Create a Training Environment
A training environment includes the previously mentioned historical recreations, but it will also include so much more. Because of the ease of recreating and varying a virtual environment, training can go through many different walkthroughs. Once the basic framework of the virtual environment has been created, variations are easy to introduce. These variations are created without the extensive time and labor costs necessary for creating multiple physical training scenarios. Although physical training scenarios are still needed for their realism, the same visual and audio detail can be recreated virtually and ran through 1,000 permutations without much cost. Each variation of the scene and scenario is then saved and used for successive groups of students.
This is ideal for training of both forensic students and practitioners. Students get more exposure in a virtual environment than is possible in a real-world training system. Forensic practitioners are able to explore and test the limits of their practice without endangering an actual evidentiary process in a real crime scene.
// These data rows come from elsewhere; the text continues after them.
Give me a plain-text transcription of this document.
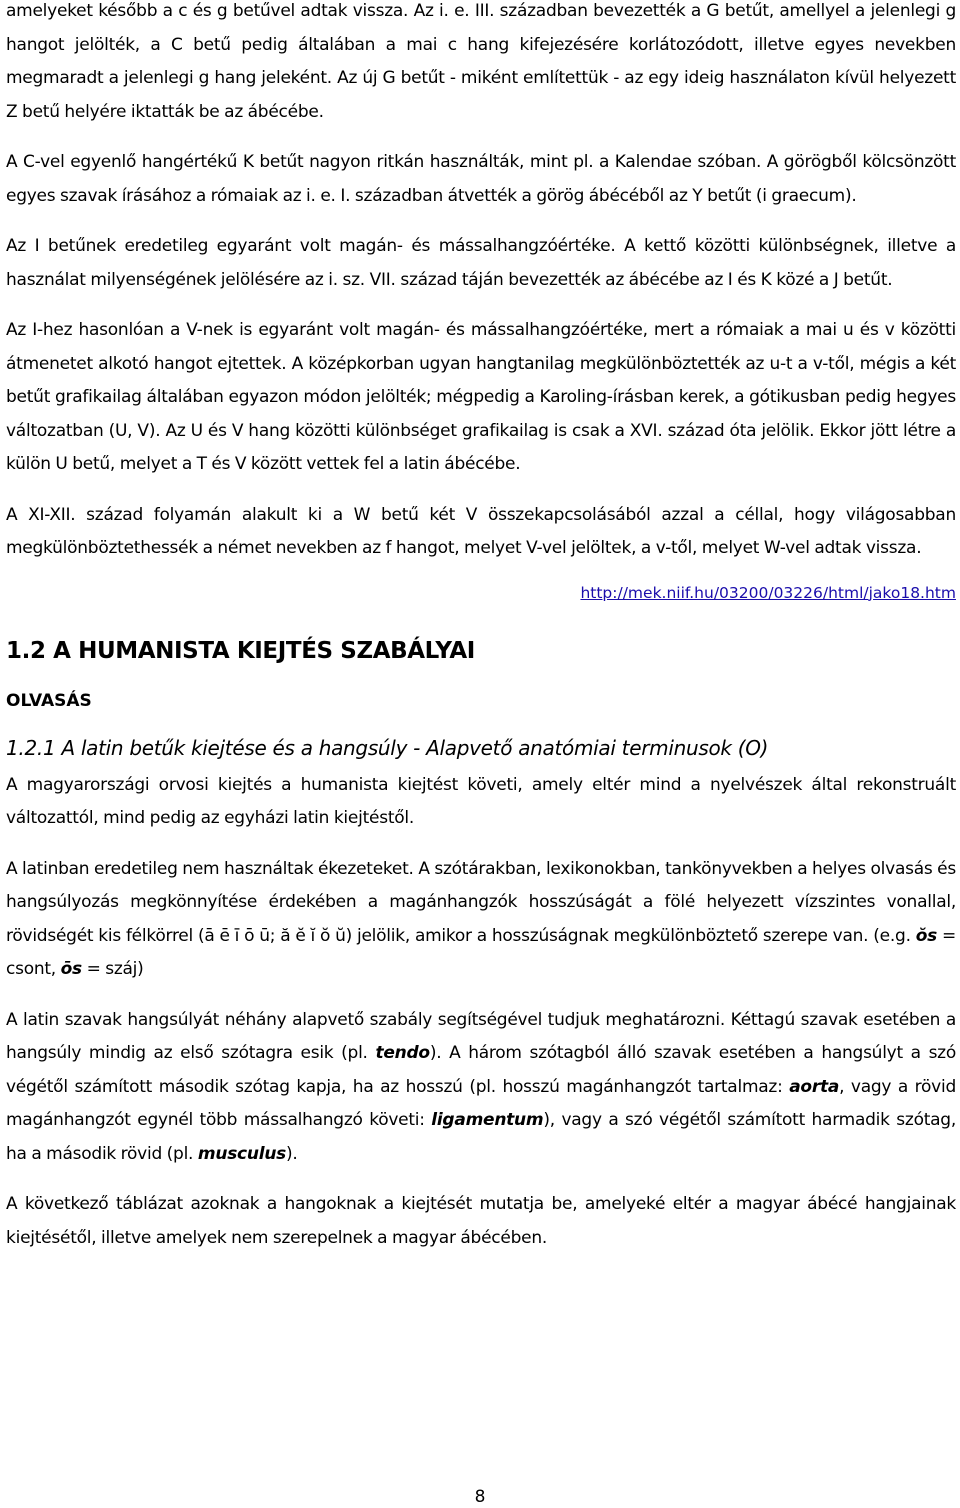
amelyeket később a c és g betűvel adtak vissza. Az i. e. III. században bevezették a G betűt, amellyel a jelenlegi g hangot jelölték, a C betű pedig általában a mai c hang kifejezésére korlátozódott, illetve egyes nevekben megmaradt a jelenlegi g hang jeleként. Az új G betűt - miként említettük - az egy ideig használaton kívül helyezett Z betű helyére iktatták be az ábécébe.

A C-vel egyenlő hangértékű K betűt nagyon ritkán használták, mint pl. a Kalendae szóban. A görögből kölcsönzött egyes szavak írásához a rómaiak az i. e. I. században átvették a görög ábécéből az Y betűt (i graecum).

Az I betűnek eredetileg egyaránt volt magán- és mássalhangzóértéke. A kettő közötti különbségnek, illetve a használat milyenségének jelölésére az i. sz. VII. század táján bevezették az ábécébe az I és K közé a J betűt.

Az I-hez hasonlóan a V-nek is egyaránt volt magán- és mássalhangzóértéke, mert a rómaiak a mai u és v közötti átmenetet alkotó hangot ejtettek. A középkorban ugyan hangtanilag megkülönböztették az u-t a v-től, mégis a két betűt grafikailag általában egyazon módon jelölték; mégpedig a Karoling-írásban kerek, a gótikusban pedig hegyes változatban (U, V). Az U és V hang közötti különbséget grafikailag is csak a XVI. század óta jelölik. Ekkor jött létre a külön U betű, melyet a T és V között vettek fel a latin ábécébe.

A XI-XII. század folyamán alakult ki a W betű két V összekapcsolásából azzal a céllal, hogy világosabban megkülönböztethessék a német nevekben az f hangot, melyet V-vel jelöltek, a v-től, melyet W-vel adtak vissza.

http://mek.niif.hu/03200/03226/html/jako18.htm
1.2 A HUMANISTA KIEJTÉS SZABÁLYAI
OLVASÁS
1.2.1 A latin betűk kiejtése és a hangsúly - Alapvető anatómiai terminusok (O)

A magyarországi orvosi kiejtés a humanista kiejtést követi, amely eltér mind a nyelvészek által rekonstruált változattól, mind pedig az egyházi latin kiejtéstől.

A latinban eredetileg nem használtak ékezeteket. A szótárakban, lexikonokban, tankönyvekben a helyes olvasás és hangsúlyozás megkönnyítése érdekében a magánhangzók hosszúságát a fölé helyezett vízszintes vonallal, rövidségét kis félkörrel (ā ē ī ō ū; ă ĕ ĭ ŏ ŭ) jelölik, amikor a hosszúságnak megkülönböztető szerepe van. (e.g. ŏs = csont, ōs = száj)

A latin szavak hangsúlyát néhány alapvető szabály segítségével tudjuk meghatározni. Kéttagú szavak esetében a hangsúly mindig az első szótagra esik (pl. tendo). A három szótagból álló szavak esetében a hangsúlyt a szó végétől számított második szótag kapja, ha az hosszú (pl. hosszú magánhangzót tartalmaz: aorta, vagy a rövid magánhangzót egynél több mássalhangzó követi: ligamentum), vagy a szó végétől számított harmadik szótag, ha a második rövid (pl. musculus).

A következő táblázat azoknak a hangoknak a kiejtését mutatja be, amelyeké eltér a magyar ábécé hangjainak kiejtésétől, illetve amelyek nem szerepelnek a magyar ábécében.

8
Recreate Difficult Structural Scenes
There are many times that forensics are impacted by the surrounding structures. Determining accidental death, liability and negligence, and other issues are all impacted by the structures and design of a building, bridge, antenna, etc. With a virtual environment, you are able to recreate specific elements of the scene quickly and efficiently. Although not replacing the actual evidence from the scene, a virtual walk-through of the structure can quickly demonstrate whether certain events were plausible scenarios.
If a building fell down and caused bodily harm, this is a scenario which requires CAD and VR technology in order to fully process. What was the structure’s form? What was its composition? Were there circumstances around the building that might have made it more likely to fall than an average building? All of these questions can be explored through the lens of a virtual reality so that individuals involved are able to experiment with the best representation of the scenario in a visually compelling system.
A fire has many starting points, from electrical and gas utilities to unmonitored appliances and various forms of arson. Recreating a building in a virtual environment can be an essential tool to study the location of various items and possible causes of a fire. For forensic evidence regarding arson, a 3D virtual or augmented reality environment provides a necessary walk through of the whole building in a way that many fires prevent from happening in real life.
Virtual Reality Engineering Team
The most important part of using VR is to select a high-quality engineering team to build VR scenarios for forensics. needs to include several items to be successful. Just recreating a virtual walk-through of a scene might often not be enough. Specialists will be needed who can integrate BIM services with creating a virtual or augmented 3D space. Additionally, a good engineering team will be able to create virtual spaces from blueprints or other plans as well as extrapolate a 3D environment from photography.
A good VR team will have the engineering and architecture background to create accurate building and structure reproductions as well as the experience with VR production to know how a non-structural setting should work in a virtual environment as well.
Since there are many different resources involved in a building scenario, and you do not need all of them in every forensic VR environment, select an engineering team that is skilled in multiple aspects of virtual reality yet affordable and focused on only what needs to be done.